In the Roald Dahl book The BFG, a “Big Friendly Giant” spends his time blowing happy dreams into children that he has collected from Dream Country. In modern neuroscience labs, some researchers are now working to “blow” dreams into people, collecting them via high-tech ”Dream Country” of sorts: virtual reality (VR). They are using VR to create experiences while people are awake that they hope can then influence their sleeping lives and in turn feed back into their waking lives in a positive way.
“If dreams can amplify certain aspects of our waking moments, we can then create experiences surrounding the very values, emotions, or concepts that we may want to amplify when we are dreaming,” says Blaise Elliott, who presented this work in a poster at CNS 2024 in Toronto. “Using this technology as a tool to enhance our relationship with dreaming may allow us to also enhance our relationship with different aspects of ourselves, experiences, and ultimately the world around us.”
Working in Ken Paller’s cognitive neuroscience lab at Northwestern University, Elliott and colleagues are building on past work that aims to understand and manipulate sleep in novel ways. In their studies, VR is one tool that is enabling them to train participants in lucid dreaming, which can enable people to take more control over their dreams. I spoke with Elliott about this latest work presented at CNS 2024 and its significance, as well as what he sees as the future of dream research.
CNS: What got you each first interested in studying dreams?
Elliott: Interesting enough, it was art! The film Inception, produced by Christopher Nolan, inspired me during my senior year of high school to want to study the cognitive sciences due to the plot’s engagement with the intricacy of human cognition and its contributions toward creating our perceptual realities. The film shifted my curiosity about what may be possible. I was intrigued by the plot’s notion that an idea can possibly be implanted and thus amplified by using dreaming as a tool.
Dreaming is so mysterious, but also pretty enlightening. It is a world that infuses a variety of worlds, both conscious and unconscious experiences as well as internal and external experiences that may uniquely speak to you and you only. In essence, dreaming seemed like a gateway to understanding ourselves and our own conceptions of the world in an infinitely expansive way. How beautiful.
CNS: What makes virtual reality a promising technology for exploring dreams?
Elliott: Many of our dreams are impacted or influenced by our waking moments, particularly waking moments that are deeply resonating. The promising thing about virtual reality is that we have the opportunity to control particular periods of our waking moments by intentionally creating the experiences we want to create, most especially experiences that may not be accessible to us in our day to day lives.
CNS: What were you most excited to find in your research?
Elliott: We successfully had 4 out of 5 of our participants specifically had lucid dreams about a previous and resonating VR experience! It was exciting to see that a VR program, shown to have ego attenuating [reducing ego to increase a sense of connectedness] effects, robustly influence our participants’ dream content.
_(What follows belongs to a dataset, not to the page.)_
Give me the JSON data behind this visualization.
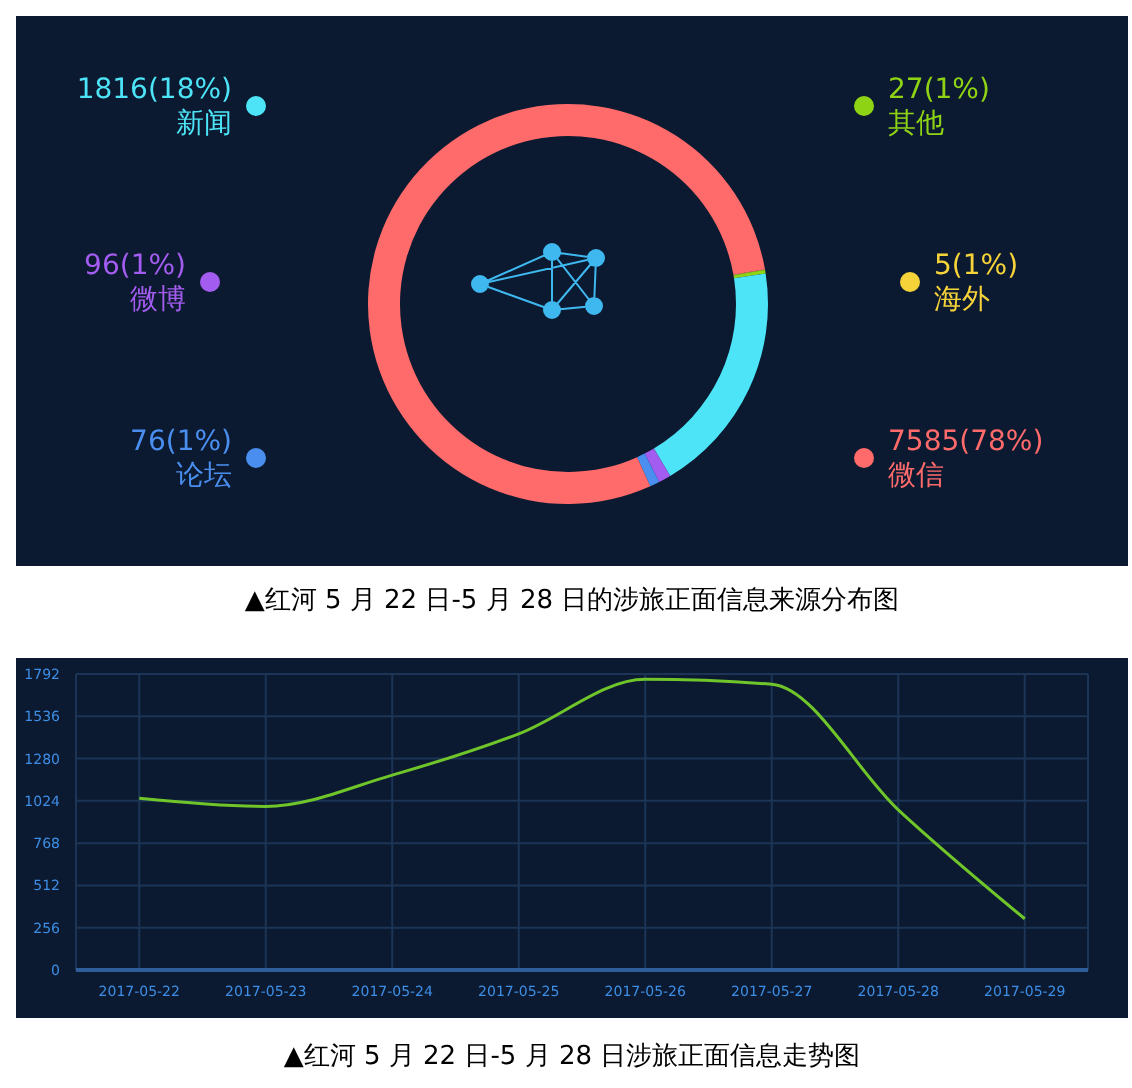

What I’m most surprised about however, is that our participants mentioned that this influenced their subsequent waking moments after dreaming.
CNS: What do you each see as the future of dream research?
Elliott: It would be lovely to witness dream research tackling how dream content may influence our relationship to the future, how we may behaviorally develop in the future, or what we may anticipate about the future. The “future” as a concept can be fragile, as how we conceptualize the future is often a reflection of current events. However, I think that is why it is so important. People have admitted to anticipating future events in their dreams, and I can’t help but to think about how that may further influence their development and their understanding of the present. It could lead to new ways in how we understand identity development and so much more.
CNS: What did you think of CNS 2024?
Elliott: It was my first time at CNS, and I thought it was beautiful. Everybody has a different way of expressing their interests and passions. Witnessing so many people express their excitement in ways that were unique to them was a great reminder that there isn’t one way to be a scientist, or one way to think about and express concepts.